Cada tanto y café de por medio en la reunión cultural obligada con unos amigos de los lunes -en la que homenajeamos humildemente a la “Mesa de los Galanes” del Negro Fontanarrosa- se plantea la cuestión, generalmente en la pausa en la que se habla de fóbal y política. Mis amigos, integrantes de la mesa, no son abogados ni están relacionados con el Derecho, pero gozan de ese impecable sentido de justicia intuitivo que suele tener la gente, justamente, con sentido común. Por mera casualidad, ninguno es de los denominados “mano dura”, en el sentido de creer que encerrar a un tipo va a mejorarlo a él o a la calidad de vida de los que lo mirarán desde afuera. Y conceptos como presunción de inocencia, proceso o condena firme hoy día son entendidos perfectamente por cualquier hijo de vecino, muy metido más que nada en la concepción cinéfila de la justicia americana.

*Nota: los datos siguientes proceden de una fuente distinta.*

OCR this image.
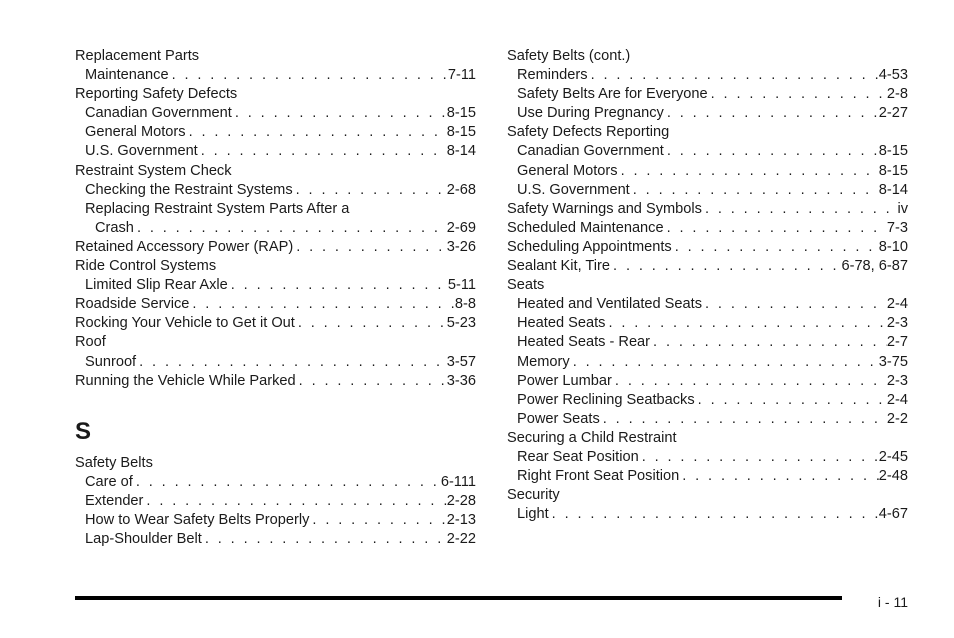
Replacement Parts
Maintenance . . .	7-11
Reporting Safety Defects
Canadian Government . . .	8-15
General Motors . . .	8-15
U.S. Government . . .	8-14
Restraint System Check
Checking the Restraint Systems . . .	2-68
Replacing Restraint System Parts After a
Crash . . .	2-69
Retained Accessory Power (RAP) . . .	3-26
Ride Control Systems
Limited Slip Rear Axle . . .	5-11
Roadside Service . . .	8-8
Rocking Your Vehicle to Get it Out . . .	5-23
Roof
Sunroof . . .	3-57
Running the Vehicle While Parked . . .	3-36
S
Safety Belts
Care of . . .	6-111
Extender . . .	2-28
How to Wear Safety Belts Properly . . .	2-13
Lap-Shoulder Belt . . .	2-22
Safety Belts (cont.)
Reminders . . .	4-53
Safety Belts Are for Everyone . . .	2-8
Use During Pregnancy . . .	2-27
Safety Defects Reporting
Canadian Government . . .	8-15
General Motors . . .	8-15
U.S. Government . . .	8-14
Safety Warnings and Symbols . . .	iv
Scheduled Maintenance . . .	7-3
Scheduling Appointments . . .	8-10
Sealant Kit, Tire . . .	6-78, 6-87
Seats
Heated and Ventilated Seats . . .	2-4
Heated Seats . . .	2-3
Heated Seats - Rear . . .	2-7
Memory . . .	3-75
Power Lumbar . . .	2-3
Power Reclining Seatbacks . . .	2-4
Power Seats . . .	2-2
Securing a Child Restraint
Rear Seat Position . . .	2-45
Right Front Seat Position . . .	2-48
Security
Light . . .	4-67
i - 11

Así y todo en las miles de horas de discusión jamás logramos encontrarle la vuelta a aquello de la “prisión preventiva”. Y no como violación a una garantía constitucional, sino como paradoja de la discusión de barrio, de quien en definitiva es el destinatario de todas y cada una de las leyes que uno se rasca la cabeza estudiando. La siguiente es una (muy) pequeña recopilación de dichas conclusiones. Nada académico, nada referido a ninguna legislación, código o sentencia en particular, todo esquina.

a) Preso es preso, acá y en la China. Arranca el tema mientras el mozo retira el vasito con soda y nosotros miramos los resultados de la quiniela nocturna (paradojalmente, sin apostar nunca): si de por sí una condena contribuye poco o nada para que alguien se replantee las decisiones que tomó en su vida, ¿en qué cabeza cae que se va a replantear algo estando preso por las dudas? Esto, claro está, viviendo en el mejor de los casos en las “cárceles sanas y limpias” de nuestro sistema penal como animales de un zoológico de bajo presupuesto.

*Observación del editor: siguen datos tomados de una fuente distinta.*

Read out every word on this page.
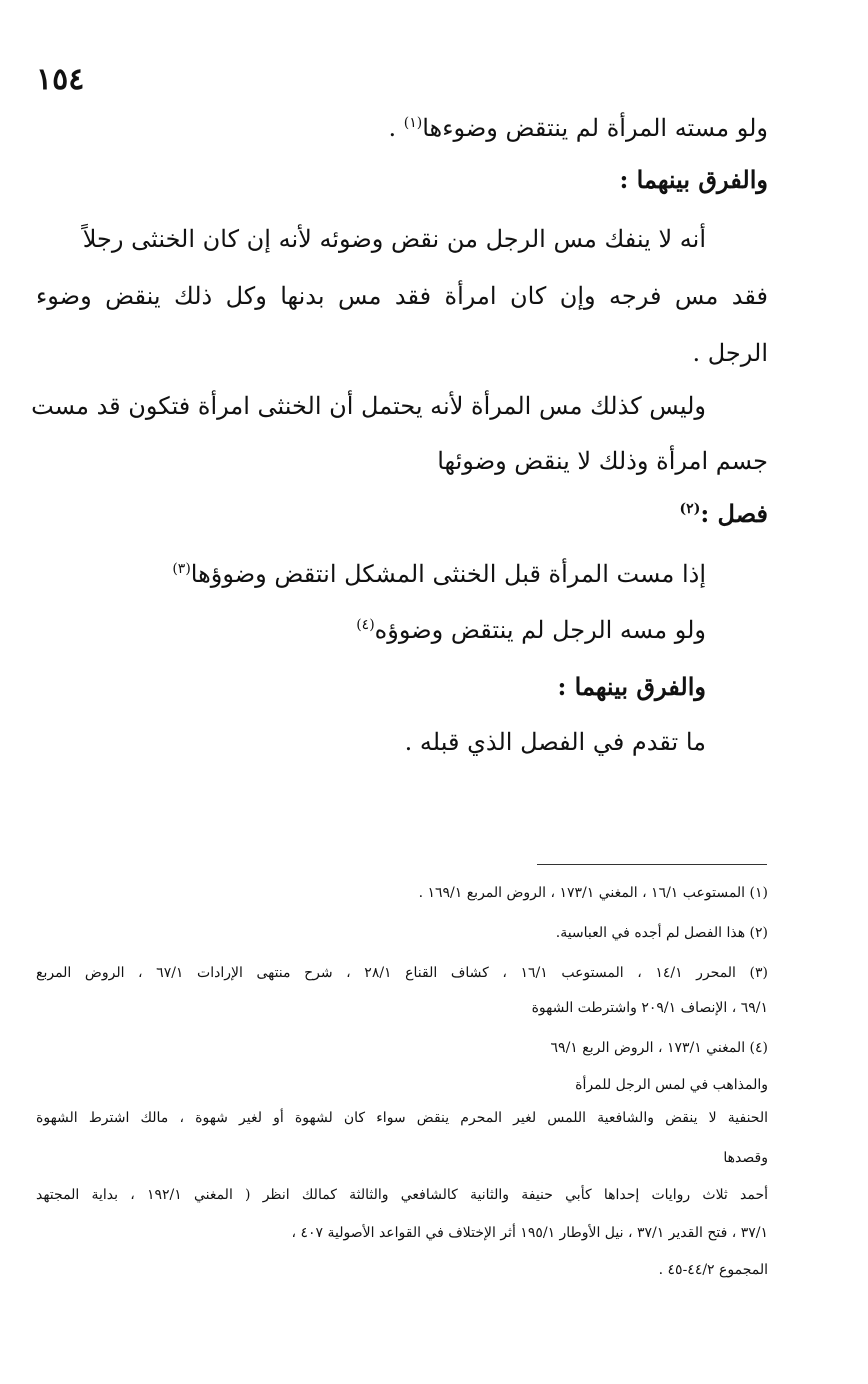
١٥٤
ولو مسته المرأة لم ينتقض وضوءها$^{(١)}$ .
والفرق بينهما :
أنه لا ينفك مس الرجل من نقض وضوئه لأنه إن كان الخنثى رجلاً
فقد مس فرجه وإن كان امرأة فقد مس بدنها وكل ذلك ينقض وضوء
الرجل .
وليس كذلك مس المرأة لأنه يحتمل أن الخنثى امرأة فتكون قد مست
جسم امرأة وذلك لا ينقض وضوئها
فصل :$^{(٢)}$
إذا مست المرأة قبل الخنثى المشكل انتقض وضوؤها$^{(٣)}$
ولو مسه الرجل لم ينتقض وضوؤه$^{(٤)}$
والفرق بينهما :
ما تقدم في الفصل الذي قبله .
(١) المستوعب ١٦/١ ، المغني ١٧٣/١ ، الروض المربع ١٦٩/١ .
(٢) هذا الفصل لم أجده في العباسية.
(٣) المحرر ١٤/١ ، المستوعب ١٦/١ ، كشاف القناع ٢٨/١ ، شرح منتهى الإرادات ٦٧/١ ، الروض المربع
٦٩/١ ، الإنصاف ٢٠٩/١ واشترطت الشهوة
(٤) المغني ١٧٣/١ ، الروض الربع ٦٩/١
والمذاهب في لمس الرجل للمرأة
الحنفية لا ينقض والشافعية اللمس لغير المحرم ينقض سواء كان لشهوة أو لغير شهوة ، مالك اشترط الشهوة
وقصدها
أحمد ثلاث روايات إحداها كأبي حنيفة والثانية كالشافعي والثالثة كمالك انظر ( المغني ١٩٢/١ ، بداية المجتهد
٣٧/١ ، فتح القدير ٣٧/١ ، نيل الأوطار ١٩٥/١ أثر الإختلاف في القواعد الأصولية ٤٠٧ ،
المجموع ٤٤/٢-٤٥ .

He aquí mi primera intervención a la discusión: para mí la prisión preventiva es pena y punto. La privación de la libertad ambulatoria durante un cierto tiempo prolongado es propia de las penas de prisión o reclusión, y para eso está el artículo 5 del Código. Para decirnos que encerrar por mandato de ley a un tipo es prisión, y prisión es una pena. Ontológicamente (y ahí suele volar un bollito de servilleta al parietal por usar lo de “ontológico” en una charla en la que hacía minutos estábamos hablando de las semis de Copa de 2003) la medida es la misma: sobre el cuero del preso recae la misma capitis deminutio (otro bollo al parietal restante) de estilo. Es decir, la privación de su derecho a ir donde se le dé la gana, sometimiento infantil a una autoridad que le dicta hasta cuándo o cómo realizar sus necesidades más básicas en condiciones medievales, de humillante incapacidad sin curatela, sujetas a la ley del más fuerte. Además, las penas se le imponen, en teoría, como respuesta a haber realizado algo y ese algo es un delito; no porque se sospeche que hizo algo, antes de que un juez le dijera que efectivamente lo es. Incluso alguien (juez de la Corte en sus ratos libres) llamó acertadamente “autistas jurídicos” a quienes siguen negando la diferencia entre pena y prisión preventiva.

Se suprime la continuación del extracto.